There are in the records of antiquity certain acts of virtue so complete, so perfectly accomplished, that they have the quality of something outside ordinary human possibility. The man who, having received a terrible wound, surveys it with the composed curiosity of a physician examining another man’s injury. The prisoner of war who refuses to beg for his life and meets his death not with defiance but with a kind of courteous indifference. The philosopher who drinks his hemlock in apparent serenity while his friends weep around him. We call these stories of virtue. But I ask myself: are they not also something else, something for which we have no good word — a kind of achievement beyond virtue, where virtue has been practiced so long it has ceased to require effort and become simply the nature of the man?

The virtue of philosophy is a thing described. It tells us what the virtuous man feels, what he prefers, how he comports himself in difficulty. But it tells us this in language — in maxims and arguments — which is a very long way from the actual experience of being tested. I can describe courage perfectly and be found wanting when the occasion arrives. Many men have been. The description is not the thing; the philosophical account of virtue is not the possession of virtue; and the gap between the two is where most lives are actually lived.

“Virtue is something other and nobler than the inclinations that lead us toward goodness; the name of virtue presupposes difficulty and resistance, and cannot be exercised without opposition.”

This is why I distrust the cheerful practitioner of virtue — the man who tells me he finds goodness easy, who has never been seriously tempted, who conducts his honest life in comfortable circumstances among honest companions.

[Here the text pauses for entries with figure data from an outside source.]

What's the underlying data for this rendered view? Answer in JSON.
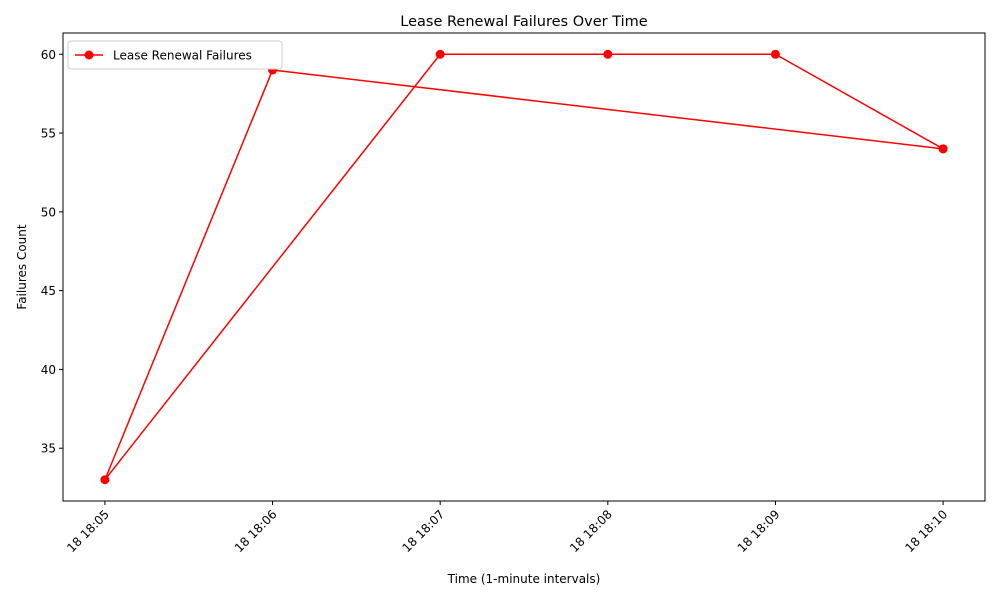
{
  "chart_data": {
    "type": "line",
    "title": "Lease Renewal Failures Over Time",
    "xlabel": "Time (1-minute intervals)",
    "ylabel": "Failures Count",
    "x_ticks": [
      "18 18:05",
      "18 18:06",
      "18 18:07",
      "18 18:08",
      "18 18:09",
      "18 18:10"
    ],
    "y_ticks": [
      35,
      40,
      45,
      50,
      55,
      60
    ],
    "ylim": [
      31.65,
      61.35
    ],
    "xlim": [
      "18 18:04:45",
      "18 18:10:15"
    ],
    "grid": false,
    "legend_position": "top-left",
    "series": [
      {
        "name": "Lease Renewal Failures",
        "color": "#ff0000",
        "marker": "circle",
        "points": [
          {
            "x": "18 18:10",
            "y": 54
          },
          {
            "x": "18 18:06",
            "y": 59
          },
          {
            "x": "18 18:05",
            "y": 33
          },
          {
            "x": "18 18:07",
            "y": 60
          },
          {
            "x": "18 18:08",
            "y": 60
          },
          {
            "x": "18 18:09",
            "y": 60
          },
          {
            "x": "18 18:10",
            "y": 54
          }
        ]
      }
    ]
  }
}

His virtue may be genuine, but it is untested, and we do not know whether it would survive a real test any more than we know whether a bridge will hold until something heavy crosses it.

I am not recommending we manufacture difficulties in order to prove ourselves. I am saying that the virtue which the ancient examples hold up is not something that can be adopted from the outside, learned from reading, or produced by resolution. It must be grown, by a long discipline of small choices, until the man and the virtue become indistinguishable. That is what we admire in those extreme examples — not that they decided to be virtuous in the moment of crisis, but that they had become, over a lifetime, the kind of men for whom no other response was possible.